MAINZ - Die Tierschutz-AG der Universität Mainz hat erreicht, dass Mainzer Medizinstudenten keine Ratten mehr sezieren müssen; das Rattenpraktikum wird ersatzlos gestrichen, meldet das Magazin EUROPATICKER Umweltruf. Umweltminister Margit Conrad dankte den Mitgliedern der AG für ihre Initiative und gratulierte zu diesem Erfolg: „Sie haben sich für den Tierschutz eingesetzt. Es ist wichtig, Bewusstsein zu schaffen, um mehr Tierschutz zu verwirklichen.“


Conrad verwies auf den hohen Stellenwert des Tierschutzes in Rheinland-Pfalz.
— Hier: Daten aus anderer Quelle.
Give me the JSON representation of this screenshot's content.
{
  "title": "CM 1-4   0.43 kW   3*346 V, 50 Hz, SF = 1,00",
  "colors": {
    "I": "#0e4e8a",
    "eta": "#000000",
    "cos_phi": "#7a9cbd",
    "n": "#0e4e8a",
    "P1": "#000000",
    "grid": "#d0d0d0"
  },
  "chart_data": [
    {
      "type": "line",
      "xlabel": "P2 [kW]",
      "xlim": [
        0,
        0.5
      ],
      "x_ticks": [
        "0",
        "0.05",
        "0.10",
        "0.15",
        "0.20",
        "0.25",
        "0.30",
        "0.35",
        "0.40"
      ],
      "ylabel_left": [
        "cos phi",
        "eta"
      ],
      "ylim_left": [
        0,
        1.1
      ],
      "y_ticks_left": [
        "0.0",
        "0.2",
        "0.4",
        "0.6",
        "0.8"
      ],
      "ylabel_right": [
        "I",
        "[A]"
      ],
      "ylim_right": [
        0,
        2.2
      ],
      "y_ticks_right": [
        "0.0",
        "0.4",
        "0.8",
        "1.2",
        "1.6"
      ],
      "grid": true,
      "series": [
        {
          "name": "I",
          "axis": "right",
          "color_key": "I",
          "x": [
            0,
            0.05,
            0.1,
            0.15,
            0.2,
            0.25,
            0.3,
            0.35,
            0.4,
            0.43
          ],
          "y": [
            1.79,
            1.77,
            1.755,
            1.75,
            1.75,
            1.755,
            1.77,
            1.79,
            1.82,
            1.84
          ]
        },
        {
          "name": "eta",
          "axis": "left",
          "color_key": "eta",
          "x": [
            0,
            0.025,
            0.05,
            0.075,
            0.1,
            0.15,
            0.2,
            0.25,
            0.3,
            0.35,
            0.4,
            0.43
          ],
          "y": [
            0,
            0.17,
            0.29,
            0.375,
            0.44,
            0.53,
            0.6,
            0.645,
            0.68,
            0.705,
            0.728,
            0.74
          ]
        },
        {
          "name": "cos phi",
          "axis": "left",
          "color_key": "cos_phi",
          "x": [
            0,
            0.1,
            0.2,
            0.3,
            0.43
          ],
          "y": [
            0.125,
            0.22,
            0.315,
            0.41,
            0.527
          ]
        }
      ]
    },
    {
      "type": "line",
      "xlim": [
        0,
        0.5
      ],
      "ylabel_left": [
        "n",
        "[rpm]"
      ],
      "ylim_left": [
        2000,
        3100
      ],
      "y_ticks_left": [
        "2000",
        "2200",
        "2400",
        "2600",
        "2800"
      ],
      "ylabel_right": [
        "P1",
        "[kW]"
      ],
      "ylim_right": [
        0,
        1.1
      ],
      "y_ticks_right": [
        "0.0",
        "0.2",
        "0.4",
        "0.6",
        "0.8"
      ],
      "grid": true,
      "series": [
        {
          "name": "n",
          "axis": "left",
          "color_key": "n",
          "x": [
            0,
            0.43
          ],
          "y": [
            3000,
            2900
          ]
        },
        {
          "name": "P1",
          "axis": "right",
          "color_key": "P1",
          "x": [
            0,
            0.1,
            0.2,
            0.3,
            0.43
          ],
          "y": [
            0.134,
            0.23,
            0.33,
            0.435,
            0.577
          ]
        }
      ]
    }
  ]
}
Rheinland-Pfalz werde weiter darauf hinwirken, Tierversuche zu verringern und durch Alternativmethoden zu ersetzen. Ziel sei es, die Anzahl der Tierversuche auf das absolut unerlässliche Maß zu beschränken. Seit 1992 fördert das Land Forschungsprojekte zur Entwicklung von Ersatzmethoden zum Tierversuch. Außerdem hat die Landesregierung einen Forschungspreis in Höhe von 20.000 Euro für die Entwicklung von Alternativen zum Tierversuch ausgeschrieben. Der Preis soll Anreize setzen und die Bemühungen um die Forschung in diesem Bereich verstärken.